South Carolina has a law that is very similar to Indiana’s controversial new Religious Freedom Restoration Act, which allows business owners to refuse service to LGBT people based on their religious beliefs. The S.C. Religious Freedom Act passed in 1999 and hasn’t faced a lot of opposition in the Statehouse. Until now.

Rep. Todd Rutherford (D-Richland), who voted for the S.C. Religious Freedom Act in 1999, says that when the state House returns from its recess on April 14, he plans to introduce a bill prohibiting businesses from discriminating against people based on sexual orientation.

“This is about not allowing discrimination in South Carolina against anyone, and the group that is unprotected at this point is the LGBT community,” Rutherford says.

South Carolina is one of 20 states that has passed some form of Religious Freedom Act since President Bill Clinton signed the federal Religious Freedom Restoration Act into law in 1993. Many of the state acts contain language similar to the federal law, which states that the government “shall not substantially burden a person’s exercise of religion even if the burden results from a rule of general applicability.”

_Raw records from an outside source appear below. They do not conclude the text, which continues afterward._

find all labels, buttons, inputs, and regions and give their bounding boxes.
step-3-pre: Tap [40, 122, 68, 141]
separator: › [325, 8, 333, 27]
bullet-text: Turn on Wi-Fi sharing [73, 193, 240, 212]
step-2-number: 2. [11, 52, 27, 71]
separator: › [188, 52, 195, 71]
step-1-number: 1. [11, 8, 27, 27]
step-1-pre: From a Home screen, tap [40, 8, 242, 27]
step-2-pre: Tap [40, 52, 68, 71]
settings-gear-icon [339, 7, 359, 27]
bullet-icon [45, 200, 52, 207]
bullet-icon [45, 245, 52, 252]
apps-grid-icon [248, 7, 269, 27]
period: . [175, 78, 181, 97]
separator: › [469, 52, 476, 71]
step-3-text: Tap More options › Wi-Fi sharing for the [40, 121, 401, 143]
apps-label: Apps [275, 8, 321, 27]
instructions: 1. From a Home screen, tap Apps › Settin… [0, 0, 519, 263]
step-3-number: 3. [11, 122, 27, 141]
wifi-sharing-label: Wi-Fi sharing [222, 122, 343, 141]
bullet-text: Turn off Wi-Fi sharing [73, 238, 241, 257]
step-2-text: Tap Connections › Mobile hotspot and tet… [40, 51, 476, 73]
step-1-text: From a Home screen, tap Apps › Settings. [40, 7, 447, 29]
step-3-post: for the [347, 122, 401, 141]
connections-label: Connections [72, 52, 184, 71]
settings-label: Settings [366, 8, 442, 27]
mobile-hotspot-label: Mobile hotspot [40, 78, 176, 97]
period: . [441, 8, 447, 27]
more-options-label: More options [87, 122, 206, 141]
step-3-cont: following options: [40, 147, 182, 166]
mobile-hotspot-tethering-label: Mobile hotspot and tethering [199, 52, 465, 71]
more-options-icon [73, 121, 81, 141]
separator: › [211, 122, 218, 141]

The state and federal laws have been used to defend a broad range of religious activity. For example, in 2008, a Texas public school tried to force a Native American kindergarten student to cut his hair in accordance with school grooming policies, but his parents took the issue to federal court and were able to successfully defend keeping his long hair as a religious practice.

However, not all state Religious Freedom Acts were created equal. Like Indiana’s act, South Carolina’s includes language that broadens the definition of “person” beyond an individual citizen. Under the Palmetto State law, “‘Person’ includes, but is not limited to, an individual, corporation, firm, partnership, association, or organization.” According to an analysis of state laws by NPR, “just South Carolina and Texas have similar variations to Indiana’s, and neither seems to go quite as far.” (Indiana’s law goes further by specifically mentioning churches in the definition of “person” and stating that people who believe their religious freedom has been burdened can file a lawsuit “regardless of whether the state or any other governmental entity is a party to the proceeding.”)

Rutherford compares the debate over LGBT rights to the Civil Rights debate over the rights of African Americans. A florist is obligated to provide service at a same-sex wedding, he says, “no different than the people that were operating lunch counters back in the ’60s had an obligation to serve African Americans.”

The S.C. Religious Freedom Act passed easily in 1999, with the state House voting 90-2 in favor of it. Some of the bill’s sponsors are still in office today, including Rep. Chip Campsen (R-Charleston), Rep. Gary Simrill (R-York), Rep. Gilda Cobb-Hunter (D-Orangeburg) — and Rutherford himself.

At the time of the 1999 vote, Rutherford says that Campsen — one of the original sponsors — did not present it to him as being about denial of service to gays and lesbians.

“Campsen mentioned it [was about] Indians and peyote and not wanting the government to come after them, that that’s what this bill was talking about,” Rutherford says.

Another bill, pre-filed by Spartanburg Republican Sen. Lee Bright in late 2014, would also expand the scope of the S.C. Religious Freedom Act. Whereas the original act only prevents state government from burdening a person’s exercise of religion, Bright’s bill would extend protections down to the level of local governments by adding the following language:

“No locality, municipality, county, or other instrumentality of this State may restrict the free exercise of speech or religion during the course of any of its proceedings in violation of the First Amendment of the United States or Article I, Section 2 of the Constitution of South Carolina.”

Bright’s bill has been in the Senate Judiciary Committee since Jan. 13.